Von dem Fenster des Zimmers aus, in dem der frühere Metallarbeiter und jetzige Rote Direktor des Magnitogorsker Kombinats arbeitet, überblickt man einen großen Teil des werdenden Industriegeländes, einen Teil jener siebentausend Hektar, die man aus einem jahrhundertelangen Steppenschlaf gerissen, die man aufgewühlt, mit Holz, Stein, Eisen und Zement gespickt und in Baugruben, halbfertige, zu drei Viertel fertige, ganz fertige Werksabteilungen, Wohnhäuser und öffentliche Gebäude verwandelt hat. Man sieht das Gewimmel der Menschen, Pferde, Wagen, Autos, Lokomotiven, Loren, Draisinen, Raupentraktoren, Erdbagger, Betonmischmaschinen und Krane; man hört den verworrenen Lärm von Stimmen, Signalen und Arbeitsvorgängen, - aber man kann nicht unterscheiden: wo hört ein Bauplatz auf und wo fängt eine schon in Betrieb genommene Fabrikswerkstatt an, wo wird noch gebaut und wo wird schon produziert. „Ein zweites Klondike?" sagt der Direktor. „Nein, Sie können das im Deutschen viel besser sagen; es heißt dann dasselbe und bedeutet doch auch das Gegenteil: ein anderes Klondike!... Ein anderes, denn die Sache, um die es hier geht, ist grundverschieden von der, um die es dort ging. Ich meine natürlich nicht den Unterschied zwischen
Eisen und Gold, ich meine den Gegensatz zwischen Gemeinwohl und Profitinteresse, zwischen Planwirtschaft und Raubbau, zwischen Sozialistischem Wettbewerb und Konkurrenzkampf bis aufs Messer. Klondike, das war eine Art Spielhölle, man konnte gewinnen, aber die meisten kamen in der Hölle um; Magnitogorsk ist ein sozialistischer Betrieb, er erzeugt nicht nur Güter, er formt auch Menschen. Unter den Jungarbeitern, die siebzig Prozent unserer Belegschaft ausmachen, haben wir schon heute elftausend Komsomolzen.

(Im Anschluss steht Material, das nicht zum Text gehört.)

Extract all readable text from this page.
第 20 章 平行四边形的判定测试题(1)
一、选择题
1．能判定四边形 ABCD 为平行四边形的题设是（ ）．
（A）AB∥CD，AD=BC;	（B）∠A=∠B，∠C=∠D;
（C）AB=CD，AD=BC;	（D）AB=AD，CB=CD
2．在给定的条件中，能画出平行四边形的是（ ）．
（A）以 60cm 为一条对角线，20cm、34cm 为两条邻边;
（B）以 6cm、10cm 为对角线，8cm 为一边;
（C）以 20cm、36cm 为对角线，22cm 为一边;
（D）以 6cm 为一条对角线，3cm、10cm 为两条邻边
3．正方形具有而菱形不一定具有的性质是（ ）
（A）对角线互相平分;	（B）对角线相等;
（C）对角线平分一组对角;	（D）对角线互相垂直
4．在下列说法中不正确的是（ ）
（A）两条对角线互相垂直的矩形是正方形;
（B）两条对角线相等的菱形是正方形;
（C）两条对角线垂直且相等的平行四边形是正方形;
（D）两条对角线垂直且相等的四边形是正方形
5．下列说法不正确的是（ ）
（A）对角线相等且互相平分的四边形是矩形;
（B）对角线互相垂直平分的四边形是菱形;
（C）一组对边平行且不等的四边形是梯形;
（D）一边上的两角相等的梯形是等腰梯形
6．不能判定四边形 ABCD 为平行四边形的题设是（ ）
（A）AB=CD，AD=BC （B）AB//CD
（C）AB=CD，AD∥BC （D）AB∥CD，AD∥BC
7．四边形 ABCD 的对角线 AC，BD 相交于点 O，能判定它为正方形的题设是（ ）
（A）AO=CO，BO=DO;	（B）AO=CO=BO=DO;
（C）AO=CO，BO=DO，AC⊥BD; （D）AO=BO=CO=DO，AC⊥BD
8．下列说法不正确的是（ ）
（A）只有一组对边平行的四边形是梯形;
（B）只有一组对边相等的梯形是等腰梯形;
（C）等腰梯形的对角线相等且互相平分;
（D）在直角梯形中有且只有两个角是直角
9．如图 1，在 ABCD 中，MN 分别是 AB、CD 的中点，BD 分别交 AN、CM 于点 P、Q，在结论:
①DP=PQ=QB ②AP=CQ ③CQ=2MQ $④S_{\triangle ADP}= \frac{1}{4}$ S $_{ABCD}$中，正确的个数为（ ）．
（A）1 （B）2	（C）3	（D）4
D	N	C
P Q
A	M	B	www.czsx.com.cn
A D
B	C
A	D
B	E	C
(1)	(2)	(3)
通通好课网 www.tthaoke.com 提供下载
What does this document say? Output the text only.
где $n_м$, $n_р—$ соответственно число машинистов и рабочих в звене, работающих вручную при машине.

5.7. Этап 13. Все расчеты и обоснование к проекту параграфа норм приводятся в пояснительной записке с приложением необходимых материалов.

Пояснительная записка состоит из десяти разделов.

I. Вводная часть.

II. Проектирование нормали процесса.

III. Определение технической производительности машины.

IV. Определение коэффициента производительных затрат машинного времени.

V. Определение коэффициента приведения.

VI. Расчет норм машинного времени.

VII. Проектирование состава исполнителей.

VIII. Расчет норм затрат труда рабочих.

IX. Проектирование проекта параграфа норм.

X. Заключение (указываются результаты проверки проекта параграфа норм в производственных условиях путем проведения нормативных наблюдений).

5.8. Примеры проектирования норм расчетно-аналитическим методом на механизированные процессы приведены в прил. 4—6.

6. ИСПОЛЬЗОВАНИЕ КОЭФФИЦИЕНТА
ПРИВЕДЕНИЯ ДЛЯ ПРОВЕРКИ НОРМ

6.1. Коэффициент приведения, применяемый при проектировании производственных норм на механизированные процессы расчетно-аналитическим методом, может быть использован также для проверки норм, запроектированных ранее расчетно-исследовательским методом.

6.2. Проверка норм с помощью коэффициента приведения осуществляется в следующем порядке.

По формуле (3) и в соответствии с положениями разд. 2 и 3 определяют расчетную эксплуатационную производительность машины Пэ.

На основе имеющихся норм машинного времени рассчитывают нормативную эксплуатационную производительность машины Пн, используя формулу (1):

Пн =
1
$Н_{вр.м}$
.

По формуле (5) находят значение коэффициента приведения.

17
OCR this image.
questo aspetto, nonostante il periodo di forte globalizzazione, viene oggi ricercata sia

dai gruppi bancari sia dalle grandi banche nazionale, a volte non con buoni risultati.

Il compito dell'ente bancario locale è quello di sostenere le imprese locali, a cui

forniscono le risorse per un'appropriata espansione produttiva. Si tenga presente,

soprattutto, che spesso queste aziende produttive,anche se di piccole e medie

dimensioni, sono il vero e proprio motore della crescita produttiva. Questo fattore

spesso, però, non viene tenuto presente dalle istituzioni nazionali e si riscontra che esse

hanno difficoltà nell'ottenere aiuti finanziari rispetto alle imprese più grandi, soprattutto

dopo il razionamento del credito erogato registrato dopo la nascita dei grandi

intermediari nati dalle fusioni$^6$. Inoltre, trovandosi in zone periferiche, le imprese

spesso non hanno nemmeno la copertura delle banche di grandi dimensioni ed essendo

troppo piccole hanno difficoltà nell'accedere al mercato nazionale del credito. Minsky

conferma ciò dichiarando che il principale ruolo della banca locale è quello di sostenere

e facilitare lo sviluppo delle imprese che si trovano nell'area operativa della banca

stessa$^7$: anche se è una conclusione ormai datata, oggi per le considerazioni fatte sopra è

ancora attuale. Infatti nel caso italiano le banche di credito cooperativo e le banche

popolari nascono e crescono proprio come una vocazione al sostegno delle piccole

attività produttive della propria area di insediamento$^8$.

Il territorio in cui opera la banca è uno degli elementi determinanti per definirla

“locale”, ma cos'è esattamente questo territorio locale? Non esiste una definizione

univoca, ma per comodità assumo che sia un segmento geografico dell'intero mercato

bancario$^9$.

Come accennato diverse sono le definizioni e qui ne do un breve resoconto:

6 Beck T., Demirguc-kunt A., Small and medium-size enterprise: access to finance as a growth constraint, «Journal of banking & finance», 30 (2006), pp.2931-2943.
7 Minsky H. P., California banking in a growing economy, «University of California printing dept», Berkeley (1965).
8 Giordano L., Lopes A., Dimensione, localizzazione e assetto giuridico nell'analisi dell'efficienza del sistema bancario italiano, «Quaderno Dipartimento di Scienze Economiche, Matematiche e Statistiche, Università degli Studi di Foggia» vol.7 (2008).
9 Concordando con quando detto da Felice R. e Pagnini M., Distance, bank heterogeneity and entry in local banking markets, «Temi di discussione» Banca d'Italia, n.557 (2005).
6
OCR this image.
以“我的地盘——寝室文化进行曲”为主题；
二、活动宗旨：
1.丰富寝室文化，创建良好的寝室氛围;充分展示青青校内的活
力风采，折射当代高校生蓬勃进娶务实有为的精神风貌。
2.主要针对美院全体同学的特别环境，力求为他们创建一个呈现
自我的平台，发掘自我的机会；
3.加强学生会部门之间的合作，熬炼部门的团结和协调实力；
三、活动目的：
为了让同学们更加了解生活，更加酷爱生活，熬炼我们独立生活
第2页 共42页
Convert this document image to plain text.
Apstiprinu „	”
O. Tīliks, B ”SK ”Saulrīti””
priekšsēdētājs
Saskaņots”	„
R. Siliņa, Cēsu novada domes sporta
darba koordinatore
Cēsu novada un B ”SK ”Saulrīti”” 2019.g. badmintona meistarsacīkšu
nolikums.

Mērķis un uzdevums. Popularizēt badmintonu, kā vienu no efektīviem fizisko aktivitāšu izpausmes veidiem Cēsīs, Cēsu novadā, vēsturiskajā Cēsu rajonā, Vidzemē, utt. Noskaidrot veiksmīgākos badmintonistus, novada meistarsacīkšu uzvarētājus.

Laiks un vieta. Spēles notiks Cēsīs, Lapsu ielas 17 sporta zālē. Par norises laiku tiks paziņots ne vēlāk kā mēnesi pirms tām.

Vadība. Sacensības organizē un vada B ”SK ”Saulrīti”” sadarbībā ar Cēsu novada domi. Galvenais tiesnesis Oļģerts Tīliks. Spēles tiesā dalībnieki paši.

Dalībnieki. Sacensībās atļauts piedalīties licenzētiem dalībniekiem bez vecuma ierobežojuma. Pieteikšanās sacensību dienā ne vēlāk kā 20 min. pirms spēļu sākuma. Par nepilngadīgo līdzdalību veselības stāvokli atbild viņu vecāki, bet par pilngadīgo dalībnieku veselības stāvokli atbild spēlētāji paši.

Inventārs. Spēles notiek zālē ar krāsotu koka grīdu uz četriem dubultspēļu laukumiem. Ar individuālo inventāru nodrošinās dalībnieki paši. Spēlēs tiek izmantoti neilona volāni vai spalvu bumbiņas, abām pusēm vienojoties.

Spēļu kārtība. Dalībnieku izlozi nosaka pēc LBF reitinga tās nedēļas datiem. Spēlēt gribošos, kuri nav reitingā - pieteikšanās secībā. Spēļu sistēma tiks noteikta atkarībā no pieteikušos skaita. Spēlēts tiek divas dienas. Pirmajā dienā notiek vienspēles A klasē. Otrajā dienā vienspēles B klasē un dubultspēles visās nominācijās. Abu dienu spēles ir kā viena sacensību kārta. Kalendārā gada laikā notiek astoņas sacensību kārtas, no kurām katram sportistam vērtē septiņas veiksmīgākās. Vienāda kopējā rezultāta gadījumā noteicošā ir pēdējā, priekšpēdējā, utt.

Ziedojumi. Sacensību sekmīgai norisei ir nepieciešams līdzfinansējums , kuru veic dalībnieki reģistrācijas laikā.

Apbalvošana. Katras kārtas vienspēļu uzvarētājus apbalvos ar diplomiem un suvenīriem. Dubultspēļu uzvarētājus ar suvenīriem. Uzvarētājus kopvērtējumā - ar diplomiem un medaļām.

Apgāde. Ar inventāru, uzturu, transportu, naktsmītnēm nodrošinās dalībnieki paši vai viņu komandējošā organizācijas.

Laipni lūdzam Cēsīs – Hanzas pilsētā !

Diese Elftausend sind unsere besten Arbeiter: sie organisieren den Sozialistischen Wettbewerb, sie ,bugsieren' die säumigen Teile der Belegschaft, sie sorgen für Disziplin, sie machen sich mit einer unglaublichen Energie und Schnelligkeit die komplizierte Technik unserer neuen Bau- und Produktionsmethoden zu eigen; sie haben beispielsweise den ganzen zweiten Hochofen montiert, ohne Holzgerüste und in einem Bruchteil der Zeit, die wir zur Montage des ersten Ofens brauchten, sie haben die Hauptarbeit am Staudamm geleistet, sie haben die beste Koksbatterie gebaut, sie arbeiten auf dem am weitesten vorgeschrittenen Horizont der Erzgrube, sie sind überall dort, wo es schwer und gefährlich ist! Aber das sollen Sie sich nicht erzählen lassen, das müssen Sie selber sehen. Gehen Sie und machen Sie Augen und Ohren so weit wie möglich auf! Sie werden erkennen, es ist ein anderes Klondike!"